With a machine learning system, the experts themselves can train the system to identify games that would be appropriate for recommendation. The hope being that with enough input, the system itself will produce results similar to that of an expert. This may be accomplished through, for example, a neural network. First, the expert would be given an interface that would randomly, or at the choosing of the expert, provide two games; let’s call them Game A and Game B. The expert would choose, via some sort of slider UI element a value, with “Would never recommend” on one end of the spectrum and “Would highly recommend” on the other. This would be in reference to if the user enjoyed Game A considerably, the expert would “highly recommend” Game B to that user. The input pattern to the neural network would be the union of the two games’ attributes, such as the following:

< a1, a2, a3, a4 … an, b1, b2, b3, b4 … bn >

The network would then be trained with the output being a single floating point value, with 0 corresponding to “never recommend” and 1.0 corresponding to “highly recommend.” Once a sufficient amount of training data had been provided, the system should hypothetically be able to return a confidence factor, provided with two games, of whether if the user enjoyed the first, they would also enjoy the second.

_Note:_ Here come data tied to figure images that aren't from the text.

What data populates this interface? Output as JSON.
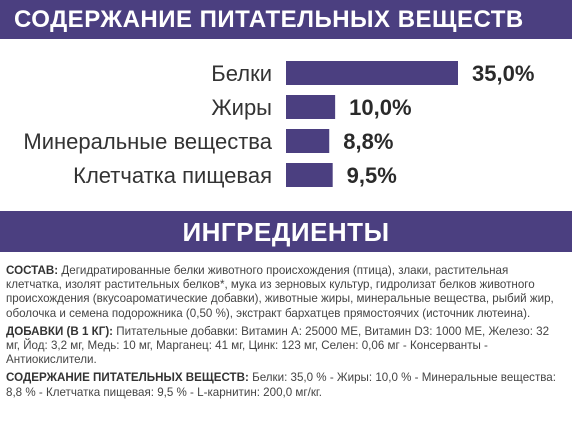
{
  "header": {
    "nutrients_title": "СОДЕРЖАНИЕ ПИТАТЕЛЬНЫХ ВЕЩЕСТВ"
  },
  "ingredients_header": {
    "title": "ИНГРЕДИЕНТЫ"
  },
  "chart_data": {
    "type": "bar",
    "orientation": "horizontal",
    "categories": [
      "Белки",
      "Жиры",
      "Минеральные вещества",
      "Клетчатка пищевая"
    ],
    "values": [
      35.0,
      10.0,
      8.8,
      9.5
    ],
    "value_labels": [
      "35,0%",
      "10,0%",
      "8,8%",
      "9,5%"
    ],
    "unit": "%",
    "bar_color": "#4b3f80",
    "grid": false,
    "xlim": [
      0,
      35
    ]
  },
  "composition": {
    "label": "СОСТАВ:",
    "text": "Дегидратированные белки животного происхождения (птица), злаки, растительная клетчатка, изолят растительных белков*, мука из зерновых культур, гидролизат белков животного происхождения (вкусоароматические добавки), животные жиры, минеральные вещества, рыбий жир, оболочка и семена подорожника (0,50 %), экстракт бархатцев прямостоячих (источник лютеина)."
  },
  "additives": {
    "label": "ДОБАВКИ (В 1 КГ):",
    "text": "Питательные добавки: Витамин A: 25000 МЕ, Витамин D3: 1000 МЕ, Железо: 32 мг, Йод: 3,2 мг, Медь: 10 мг, Марганец: 41 мг, Цинк: 123 мг, Селен: 0,06 мг - Консерванты - Антиокислители."
  },
  "nutrient_content": {
    "label": "СОДЕРЖАНИЕ ПИТАТЕЛЬНЫХ ВЕЩЕСТВ:",
    "text": "Белки: 35,0 % - Жиры: 10,0 % - Минеральные вещества: 8,8 % - Клетчатка пищевая: 9,5 % - L-карнитин: 200,0 мг/кг."
  }
}
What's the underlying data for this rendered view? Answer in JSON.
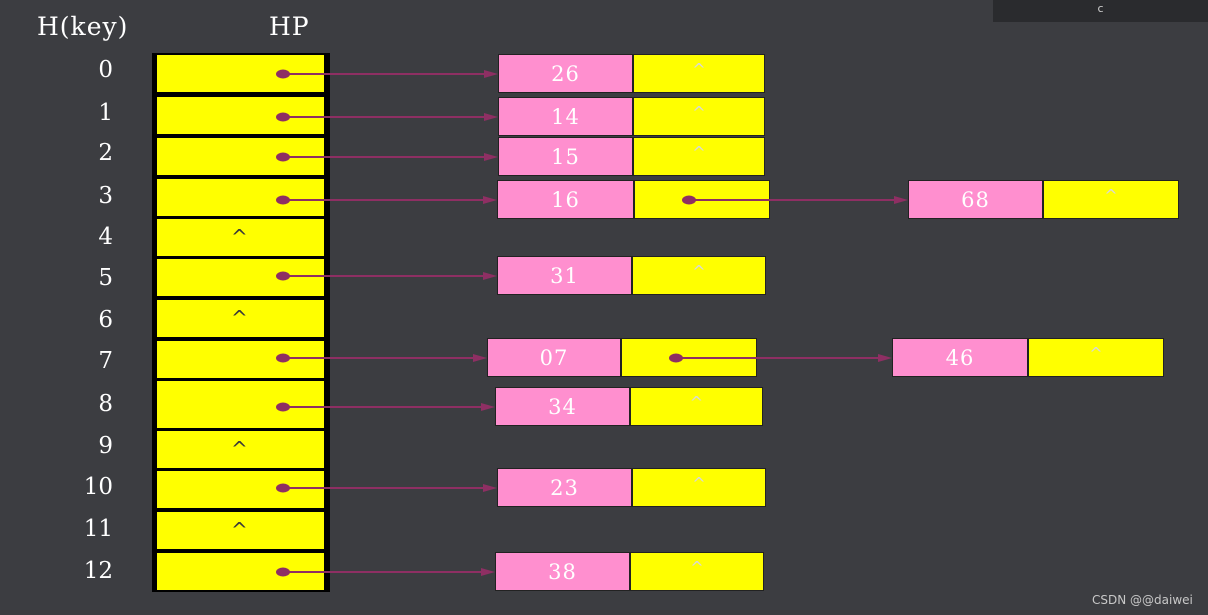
{
  "header": {
    "key_label": "H(key)",
    "table_label": "HP"
  },
  "window": {
    "top_right_text": "c"
  },
  "table": {
    "slots": [
      {
        "index": "0",
        "empty": false
      },
      {
        "index": "1",
        "empty": false
      },
      {
        "index": "2",
        "empty": false
      },
      {
        "index": "3",
        "empty": false
      },
      {
        "index": "4",
        "empty": true,
        "null_symbol": "^"
      },
      {
        "index": "5",
        "empty": false
      },
      {
        "index": "6",
        "empty": true,
        "null_symbol": "^"
      },
      {
        "index": "7",
        "empty": false
      },
      {
        "index": "8",
        "empty": false
      },
      {
        "index": "9",
        "empty": true,
        "null_symbol": "^"
      },
      {
        "index": "10",
        "empty": false
      },
      {
        "index": "11",
        "empty": true,
        "null_symbol": "^"
      },
      {
        "index": "12",
        "empty": false
      }
    ]
  },
  "chains": [
    {
      "slot": "0",
      "nodes": [
        {
          "key": "26",
          "next": "^"
        }
      ]
    },
    {
      "slot": "1",
      "nodes": [
        {
          "key": "14",
          "next": "^"
        }
      ]
    },
    {
      "slot": "2",
      "nodes": [
        {
          "key": "15",
          "next": "^"
        }
      ]
    },
    {
      "slot": "3",
      "nodes": [
        {
          "key": "16"
        },
        {
          "key": "68",
          "next": "^"
        }
      ]
    },
    {
      "slot": "5",
      "nodes": [
        {
          "key": "31",
          "next": "^"
        }
      ]
    },
    {
      "slot": "7",
      "nodes": [
        {
          "key": "07"
        },
        {
          "key": "46",
          "next": "^"
        }
      ]
    },
    {
      "slot": "8",
      "nodes": [
        {
          "key": "34",
          "next": "^"
        }
      ]
    },
    {
      "slot": "10",
      "nodes": [
        {
          "key": "23",
          "next": "^"
        }
      ]
    },
    {
      "slot": "12",
      "nodes": [
        {
          "key": "38",
          "next": "^"
        }
      ]
    }
  ],
  "colors": {
    "background": "#3c3d41",
    "slot_fill": "#ffff00",
    "key_fill": "#ff8fcf",
    "arrow": "#8e2f63"
  },
  "watermark": "CSDN @@daiwei"
}
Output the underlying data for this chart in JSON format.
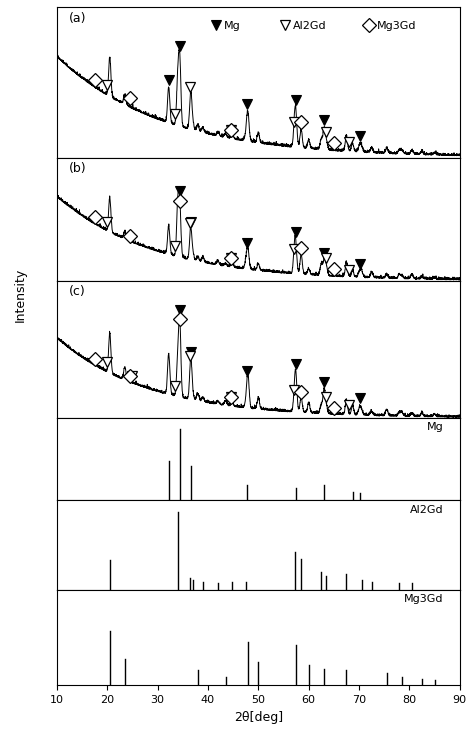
{
  "xlim": [
    10,
    90
  ],
  "xlabel": "2θ[deg]",
  "ylabel": "Intensity",
  "bg_color": "#ffffff",
  "mg_peaks": [
    32.2,
    34.4,
    36.6,
    47.8,
    57.4,
    63.1,
    68.7,
    70.1
  ],
  "mg_heights": [
    0.55,
    1.0,
    0.48,
    0.22,
    0.18,
    0.22,
    0.12,
    0.1
  ],
  "al2gd_peaks": [
    20.5,
    34.0,
    36.5,
    37.0,
    39.0,
    42.0,
    44.8,
    47.5,
    57.2,
    58.5,
    62.5,
    63.5,
    67.5,
    70.5,
    72.5,
    78.0,
    80.5
  ],
  "al2gd_heights": [
    0.38,
    1.0,
    0.15,
    0.12,
    0.1,
    0.08,
    0.1,
    0.1,
    0.48,
    0.4,
    0.22,
    0.18,
    0.2,
    0.12,
    0.1,
    0.08,
    0.08
  ],
  "mg3gd_peaks": [
    20.5,
    23.5,
    38.0,
    43.5,
    48.0,
    50.0,
    57.5,
    60.0,
    63.0,
    67.5,
    75.5,
    78.5,
    82.5,
    85.0
  ],
  "mg3gd_heights": [
    0.65,
    0.32,
    0.18,
    0.1,
    0.52,
    0.28,
    0.48,
    0.25,
    0.2,
    0.18,
    0.15,
    0.1,
    0.08,
    0.06
  ],
  "panel_a_mg_markers": [
    32.2,
    34.4,
    47.8,
    57.4,
    63.1,
    70.1
  ],
  "panel_a_al2gd_markers": [
    20.0,
    33.5,
    36.5,
    44.5,
    57.0,
    63.5,
    68.0
  ],
  "panel_a_mg3gd_markers": [
    17.5,
    24.5,
    44.5,
    58.5,
    65.0
  ],
  "panel_b_mg_markers": [
    34.4,
    36.6,
    47.8,
    57.4,
    63.1,
    70.1
  ],
  "panel_b_al2gd_markers": [
    20.0,
    33.5,
    36.5,
    44.5,
    57.0,
    63.5,
    68.0
  ],
  "panel_b_mg3gd_markers": [
    17.5,
    24.5,
    34.5,
    44.5,
    58.5,
    65.0
  ],
  "panel_c_mg_markers": [
    34.4,
    36.6,
    47.8,
    57.4,
    63.1,
    70.1
  ],
  "panel_c_al2gd_markers": [
    20.0,
    25.0,
    33.5,
    36.5,
    44.5,
    57.0,
    63.5,
    68.0
  ],
  "panel_c_mg3gd_markers": [
    17.5,
    24.5,
    34.5,
    44.5,
    58.5,
    65.0
  ]
}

The problem with this method lies in the performance of the system. If a certain number of recommendations are to be made, it would be preferable that those recommendations have the highest output from the neural network. This means that in order to arbitrarily find the best match, the entire dataset has to be fed through the network. If a large dataset exists, this will be very inefficient. A possible solution to this problem is to have a process running in the background, updating a sorted set of values for each vector with the output of the network using some sort of a caching system such as Memcached or Redis for storage. This way, the best results can be pulled quickly from the cache.

It would be necessary to also keep a database of the experts’ training data. This way, the network can be trained over as many epochs as necessary. This would also allow for different networks to be tested and trained with various architectural choices such as varying numbers of layers and learning rates. The training data could also be used for some other type of machine learning device, such as a Support Vector Machine.